Togelloでは、日程調整URLを作成し、参加者が候補日に回答できる形で管理できます。TogelloのSlack連携では、Slack Appを追加したうえで /togello-link <GatherURL> を使い、Slackチャンネルと日程調整URLを紐付けられます。連携済みの日程調整では、画面から日程調整情報をSlackへ通知できます。

また、Slack通知設定として、出席催促リマインダー、最低参加人数達成通知、日程確定通知などを切り替えられます。Slackのスレッドだけでは拾いにくい「未回答」「参加人数」「確定後の通知」を、日程調整ツール側で管理したい場合に向いています。

6. おすすめの運用フロー

Slackで日程調整を始めるときは、まずチャンネルに概要だけを投稿します。候補日や回答期限、Togelloの日程調整URLを入れておき、質問や補足はスレッドにまとめます。

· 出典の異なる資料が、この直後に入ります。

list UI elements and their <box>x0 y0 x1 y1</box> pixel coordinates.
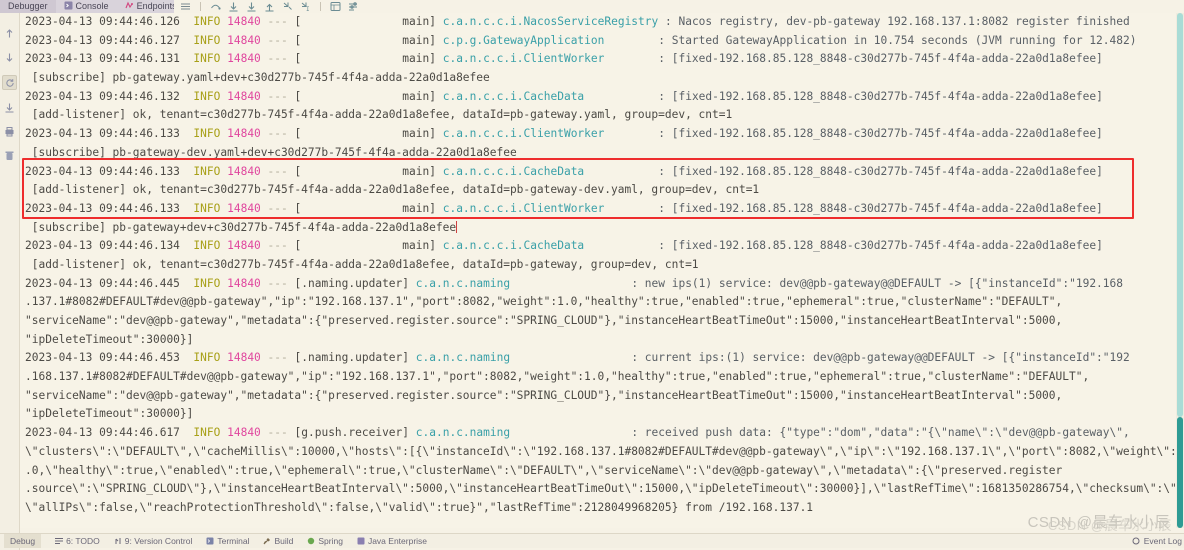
log-continuation-line: \"clusters\":\"DEFAULT\",\"cacheMillis\"… <box>25 444 1176 458</box>
log-line: 2023-04-13 09:44:46.134 INFO 14840 --- [… <box>25 239 1103 253</box>
log-continuation-line: "ipDeleteTimeout":30000}] <box>25 332 194 346</box>
status-item-spring-label: Spring <box>318 536 343 546</box>
log-line: 2023-04-13 09:44:46.453 INFO 14840 --- [… <box>25 351 1130 365</box>
event-log-icon <box>1132 537 1140 545</box>
svg-text:I: I <box>306 6 310 12</box>
log-continuation-line: .source\":\"SPRING_CLOUD\"},\"instanceHe… <box>25 482 1176 496</box>
toolbar-divider <box>200 2 201 11</box>
status-item-version-control[interactable]: 9: Version Control <box>114 536 193 546</box>
tab-console-label: Console <box>75 1 109 11</box>
log-continuation-line: "serviceName":"dev@@pb-gateway","metadat… <box>25 388 1063 402</box>
build-icon <box>263 537 271 545</box>
force-step-into-icon[interactable] <box>246 1 257 12</box>
log-line: 2023-04-13 09:44:46.131 INFO 14840 --- [… <box>25 52 1103 66</box>
status-item-event-log-label: Event Log <box>1143 536 1182 546</box>
console-side-toolbar <box>0 13 20 550</box>
debugger-toolbar: I <box>174 0 1184 13</box>
log-continuation-line: [subscribe] pb-gateway-dev.yaml+dev+c30d… <box>25 145 517 159</box>
log-continuation-line: [add-listener] ok, tenant=c30d277b-745f-… <box>25 108 733 122</box>
log-continuation-line: [subscribe] pb-gateway.yaml+dev+c30d277b… <box>25 71 490 85</box>
evaluate-expression-icon[interactable]: I <box>300 1 311 12</box>
settings-icon[interactable] <box>348 1 359 12</box>
status-item-terminal-label: Terminal <box>217 536 250 546</box>
console-output[interactable]: 2023-04-13 09:44:46.126 INFO 14840 --- [… <box>19 13 1176 528</box>
spring-icon <box>307 537 315 545</box>
status-item-java-enterprise-label: Java Enterprise <box>367 536 428 546</box>
status-item-todo-label: 6: TODO <box>66 536 100 546</box>
frames-icon[interactable] <box>330 1 341 12</box>
java-enterprise-icon <box>357 537 365 545</box>
status-item-java-enterprise[interactable]: Java Enterprise <box>357 536 427 546</box>
log-continuation-line: [subscribe] pb-gateway+dev+c30d277b-745f… <box>25 220 458 234</box>
vcs-icon <box>114 537 122 545</box>
clear-all-icon[interactable] <box>3 149 16 162</box>
endpoints-icon <box>125 1 134 12</box>
status-item-build[interactable]: Build <box>263 536 293 546</box>
status-item-todo[interactable]: 6: TODO <box>55 536 100 546</box>
log-line: 2023-04-13 09:44:46.133 INFO 14840 --- [… <box>25 127 1103 141</box>
log-continuation-line: .168.137.1#8082#DEFAULT#dev@@pb-gateway"… <box>25 370 1090 384</box>
text-caret <box>456 220 458 233</box>
tab-console[interactable]: Console <box>56 0 117 13</box>
tab-endpoints-label: Endpoints <box>136 1 177 11</box>
scroll-down-icon[interactable] <box>3 51 16 64</box>
tab-debugger-label: Debugger <box>8 1 48 11</box>
log-continuation-line: [add-listener] ok, tenant=c30d277b-745f-… <box>25 183 760 197</box>
tab-debugger[interactable]: Debugger <box>0 0 56 13</box>
console-vertical-scrollbar[interactable] <box>1176 13 1184 528</box>
log-line: 2023-04-13 09:44:46.126 INFO 14840 --- [… <box>25 15 1130 28</box>
status-item-spring[interactable]: Spring <box>307 536 343 546</box>
step-over-icon[interactable] <box>210 1 221 12</box>
log-continuation-line: .0,\"healthy\":true,\"enabled\":true,\"e… <box>25 463 1063 477</box>
status-item-debug-label: Debug <box>10 536 36 546</box>
todo-icon <box>55 537 64 545</box>
status-item-version-control-label: 9: Version Control <box>124 536 193 546</box>
scrollbar-thumb[interactable] <box>1177 417 1183 528</box>
status-item-build-label: Build <box>274 536 294 546</box>
toolbar-divider-2 <box>320 2 321 11</box>
log-continuation-line: "serviceName":"dev@@pb-gateway","metadat… <box>25 314 1063 327</box>
log-continuation-line: [add-listener] ok, tenant=c30d277b-745f-… <box>25 257 699 271</box>
status-bar: Debug 6: TODO 9: Version Control Termina… <box>0 533 1184 548</box>
scroll-up-icon[interactable] <box>3 27 16 40</box>
terminal-icon <box>206 537 214 545</box>
log-line: 2023-04-13 09:44:46.133 INFO 14840 --- [… <box>25 164 1103 178</box>
status-item-terminal[interactable]: Terminal <box>206 536 249 546</box>
soft-wrap-icon[interactable] <box>3 101 16 114</box>
status-bar-right: Event Log <box>1132 536 1184 546</box>
menu-icon[interactable] <box>180 1 191 12</box>
print-icon[interactable] <box>3 125 16 138</box>
rerun-icon[interactable] <box>2 75 17 90</box>
scrollbar-track-upper[interactable] <box>1177 13 1183 417</box>
log-line: 2023-04-13 09:44:46.132 INFO 14840 --- [… <box>25 89 1103 103</box>
log-line: 2023-04-13 09:44:46.127 INFO 14840 --- [… <box>25 33 1137 47</box>
step-into-icon[interactable] <box>228 1 239 12</box>
run-to-cursor-icon[interactable] <box>282 1 293 12</box>
log-continuation-line: "ipDeleteTimeout":30000}] <box>25 407 194 421</box>
console-icon <box>64 1 73 12</box>
log-line: 2023-04-13 09:44:46.617 INFO 14840 --- [… <box>25 426 1130 440</box>
log-line: 2023-04-13 09:44:46.445 INFO 14840 --- [… <box>25 276 1124 290</box>
status-item-debug[interactable]: Debug <box>4 534 42 548</box>
log-continuation-line: \"allIPs\":false,\"reachProtectionThresh… <box>25 500 814 514</box>
log-line: 2023-04-13 09:44:46.133 INFO 14840 --- [… <box>25 201 1103 215</box>
step-out-icon[interactable] <box>264 1 275 12</box>
log-continuation-line: .137.1#8082#DEFAULT#dev@@pb-gateway","ip… <box>25 295 1063 309</box>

回答はTogello側で集め、Slackスレッドは「補足説明」「参加者への案内」「確定後の共有」に使うと、Slackの会話量を増やしすぎずに済みます。スレッドには途中経過を何度も書くより、「未回答者にはリマインドを送る」「確定したらここに共有する」という運用ルールを明示しておくと分かりやすくなります。

最後に日程が決まったら、Slackチャンネルにも確定内容を投稿します。スレッドだけに閉じないことで、あとから参加する人やスレッド通知を追っていない人にも伝わります。

7. Slackスレッドは会話、日程調整ツールは集計に使い分ける

Slackのスレッドは、日程調整の話題をチャンネルから分離し、やり取りを整理するには便利です。一方で、候補日の集計、未回答者の把握、催促、確定通知までをすべてスレッドだけで行うと、幹事の確認作業が残ります。

少人数ならSlackスレッドだけで十分です。しかし、参加者が増える予定や、回答漏れを減らしたい予定では、Togelloのような日程調整ツールと組み合わせる方が効率的です。

Slackではスレッドで会話を整理し、Togelloでは回答と通知を管理する。この役割分担にすると、日程調整が埋もれにくく、決定までの手間も減らせます。